One day, we actually had a conversation, in the middle of the playground at our elementary school. Shyly, I kicked the tar that filled the asphalt cracks as we talked about our favorite TV shows. Then, her friend Melanie showed up and Sherry started wailing on me with her little leather purse.

“Stop talking to me, Gregory Keer! Get away from me!”

In shock, I took a couple more whacks before I ran for my life. To this day, I do not know what happened. Sherry tried to approach me several times, but I wasn’t interested in more random abuse.

Twenty years later, I got over my confusion with women long enough to marry Wendy. I still have my moments of cluelessness around her, but it’s nothing compared to what’s in store for my sons.

Benjamin (now 6) and Jacob (2 1/2) have their own — though very different — issues with the opposite sex. Benjamin has a couple of girl friends, but, for the most part, he has bought into that “girls are aliens” theory.

The other night, we learned that he had spent time in the “uncooperative chair” and we asked him what he did to try the patience of his kindergarten teacher, Mrs. Renetzky.

“I was a little too wiggly,” Benjamin said with a smile and a wiggle.

“What do you mean, ‘wiggly’?” my wife asked.

“All the boys have a problem being wiggly,” Benjamin. “We just can’t help ourselves.”

“Do any of the girls spend time in the uncooperative chair?” my wife inquired like a maternal Diane Sawyer.

“Not really. The girls always talk, though. The boys are quiet when the teacher is talking. We’re just wiggly,” he explained.

Fascinated by my Benjamin’s budding interest in gender studies, I queried him about other things he might have noticed. “What do you guys like to play when you’re on the yard?”

“We dig tunnels in the sand and go on missions. Sometimes we play basketball,” he said.

“Do you ever play with the girls?” I wondered.

“Not really. They play with Barbies,” he said.

“Do you think any of the girls is pretty,” I asked.

My son shook his head like I was crazy, “Forget about it.”

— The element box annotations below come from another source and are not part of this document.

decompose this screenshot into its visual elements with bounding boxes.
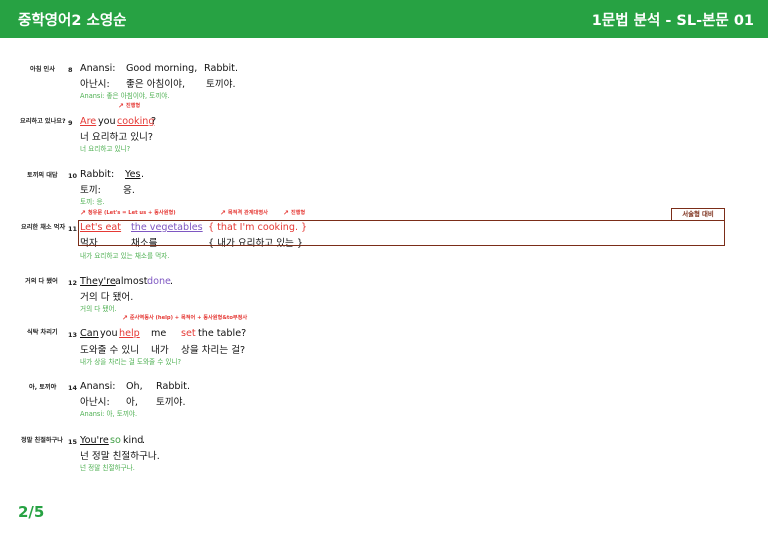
speaker: Anansi: [80, 381, 116, 392]
phrase: Rabbit. [204, 63, 238, 74]
grammar-note: ↗ 진행형 [283, 209, 306, 217]
verb-ing: cooking [117, 116, 155, 127]
sentence-number: 10 [68, 172, 78, 180]
phrase: Good morning, [126, 63, 198, 74]
grammar-note: ↗ 준사역동사 (help) + 목적어 + 동사원형&to부정사 [122, 314, 248, 322]
korean-line: 아난시: 좋은 아침이야, 토끼야. [80, 76, 380, 90]
translation: 토끼: 응. [80, 198, 105, 206]
sentence-number: 14 [68, 384, 78, 392]
interjection: Oh, [126, 381, 143, 392]
punct: . [142, 435, 146, 446]
subject: you [98, 116, 116, 127]
subject-verb: You're [80, 435, 109, 446]
korean-line: 너 요리하고 있니? [80, 132, 153, 143]
answer-kor: 응. [123, 185, 135, 196]
punct: . [141, 169, 145, 180]
arrow-icon: ↗ [80, 209, 86, 217]
subject-verb: They're [80, 276, 116, 287]
grammar-note: ↗ 목적격 관계대명사 [220, 209, 268, 217]
sentence-number: 12 [68, 279, 78, 287]
complement: kind [123, 435, 144, 446]
korean-line: 거의 다 됐어. [80, 292, 134, 303]
english-line: Anansi: Oh, Rabbit. [80, 381, 380, 393]
phrase-kor: 좋은 아침이야, [126, 79, 186, 90]
verb-be: Are [80, 116, 97, 127]
book-title: 중학영어2 소영순 [18, 13, 127, 29]
complement: done [147, 276, 171, 287]
english-line: Are you cooking ? [80, 116, 380, 128]
translation: 내가 상을 차리는 걸 도와줄 수 있니? [80, 358, 182, 366]
korean-line: 도와줄 수 있니 내가 상을 차리는 걸? [80, 342, 380, 356]
adverb: almost [115, 276, 148, 287]
base-verb: set [181, 328, 196, 339]
speaker-kor: 토끼: [80, 185, 101, 196]
arrow-icon: ↗ [118, 102, 124, 110]
translation: Anansi: 아, 토끼야. [80, 410, 138, 418]
arrow-icon: ↗ [220, 209, 226, 217]
header-bar: 중학영어2 소영순 1문법 분석 - SL-본문 01 [0, 0, 768, 38]
sentence-number: 13 [68, 331, 78, 339]
speaker: Anansi: [80, 63, 116, 74]
translation: 너 요리하고 있니? [80, 145, 131, 153]
english-line: Can you help me set the table? [80, 328, 380, 340]
grammar-note: ↗ 진행형 [118, 102, 141, 110]
sentence-label: 아, 토끼야 [29, 384, 57, 391]
sentence-label: 아침 인사 [30, 66, 55, 73]
translation: Anansi: 좋은 아침이야, 토끼야. [80, 92, 170, 100]
sentence-label: 식탁 차리기 [27, 329, 58, 336]
page-number: 2/5 [18, 503, 45, 521]
interjection-kor: 아, [126, 397, 138, 408]
vocative-kor: 토끼야. [156, 397, 186, 408]
object-np: the table? [198, 328, 247, 339]
sentence-label: 토끼의 대답 [27, 172, 58, 179]
punct: ? [151, 116, 157, 127]
clause-kor: 상을 차리는 걸? [181, 345, 246, 356]
sentence-label: 정말 친절하구나 [21, 437, 64, 444]
speaker: Rabbit: [80, 169, 115, 180]
sentence-number: 8 [68, 66, 73, 74]
phrase-kor: 토끼야. [206, 79, 236, 90]
sentence-number: 11 [68, 225, 78, 233]
exam-tag: 서술형 대비 [671, 208, 725, 221]
subject: you [100, 328, 118, 339]
answer: Yes [125, 169, 141, 180]
causative-verb: help [119, 328, 140, 339]
object: me [151, 328, 167, 339]
korean-line: 토끼: 응. [80, 182, 380, 196]
highlight-box [78, 220, 725, 246]
english-line: Anansi: Good morning, Rabbit. [80, 63, 380, 75]
sentence-number: 15 [68, 438, 78, 446]
modal: Can [80, 328, 99, 339]
translation: 거의 다 됐어. [80, 305, 117, 313]
verb-kor: 도와줄 수 있니 [80, 345, 140, 356]
punct: . [170, 276, 174, 287]
arrow-icon: ↗ [122, 314, 128, 322]
speaker-kor: 아난시: [80, 79, 110, 90]
sentence-number: 9 [68, 119, 73, 127]
arrow-icon: ↗ [283, 209, 289, 217]
sentence-label: 요리한 채소 먹자 [21, 224, 66, 231]
speaker-kor: 아난시: [80, 397, 110, 408]
english-line: You're so kind . [80, 435, 380, 447]
grammar-note: ↗ 청유문 (Let's = Let us + 동사원형) [80, 209, 176, 217]
translation: 내가 요리하고 있는 채소를 먹자. [80, 252, 170, 260]
english-line: Rabbit: Yes . [80, 169, 380, 181]
object-kor: 내가 [151, 345, 169, 356]
translation: 넌 정말 친절하구나. [80, 464, 135, 472]
adverb: so [110, 435, 121, 446]
korean-line: 아난시: 아, 토끼야. [80, 394, 380, 408]
sentence-label: 거의 다 됐어 [25, 278, 58, 285]
sentence-label: 요리하고 있나요? [20, 118, 66, 125]
english-line: They're almost done . [80, 276, 380, 288]
lesson-title: 1문법 분석 - SL-본문 01 [591, 13, 754, 29]
vocative: Rabbit. [156, 381, 190, 392]
korean-line: 넌 정말 친절하구나. [80, 451, 160, 462]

Currently, Benjamin isn’t close to having a crush. But last year, one girl would sit at storytime with her arm around him — and his arm around her! — like they were cuddling on a couch. They even “married” each other in a pretend ceremony held in their pre-K classroom.

Later in the year, Benjamin had a playdate with a pair of adorable twins. Benjamin endured their competitive declarations of “I’m gonna marry Benjamin! No, I’m gonna marry Benjamin.” He got so fed up, he announced, “I’m already married!”

Of course, the marriage didn’t last and, during the summer at camp, Benjamin participated in another round of mock weddings by marrying himself (we have the certificate to prove it).

Now, my younger son is a different story. It appears that girls, especially older ones, love his devilish smile, which somehow outweighs his penchant for putting sand in their hair.

Earlier this year, Wendy and Jacob were at a playground where two preschool girls, Sydney and Emma, invited Jacob into the playhouse with him. Inside, they began bickering.

“He’s mine,” Sydney said, taking Jacob’s hand.

“No, I want him,” Emma said, pulling him to sit in the corner.

All the while, Jacob laughed like a mini-Austin Powers, obviously delighting in the attention.

Not that Jacob doesn’t reciprocate. Whenever we visit Sydney’s house, Jacob follows her around, saying “Sydneee” like a European womanizer. He’s also pretty attached to Emma, as he proved at a breakfast we had with her family the other week. All the kids sat at their own table, keeping their manners admirably until Jacob’s fondness for Emma got out of hand. The kid was draped all over her, hugging her face and nearly sitting in her plate of $2.99 French toast.

“If he gets any closer to my daughter, we’re going to have to discuss a prenup,” her father cracked.

So far, the only legal union in our household involves Wendy and I. She’s also the one woman who holds the key to my sons’ hearts. Clearly, they’ve made a wise choice. Despite my inability to read her meanings on certain occasions (all my fault, of course), I’m thrilled that this woman with the huge smile shares the secrets of her soul only with me.

In this month of Mother’s Day, I wish for my sons the kind of girl Daddy has. For my wife, I promise the eternal love of a husband who’s just happy you haven’t hit him with a handbag.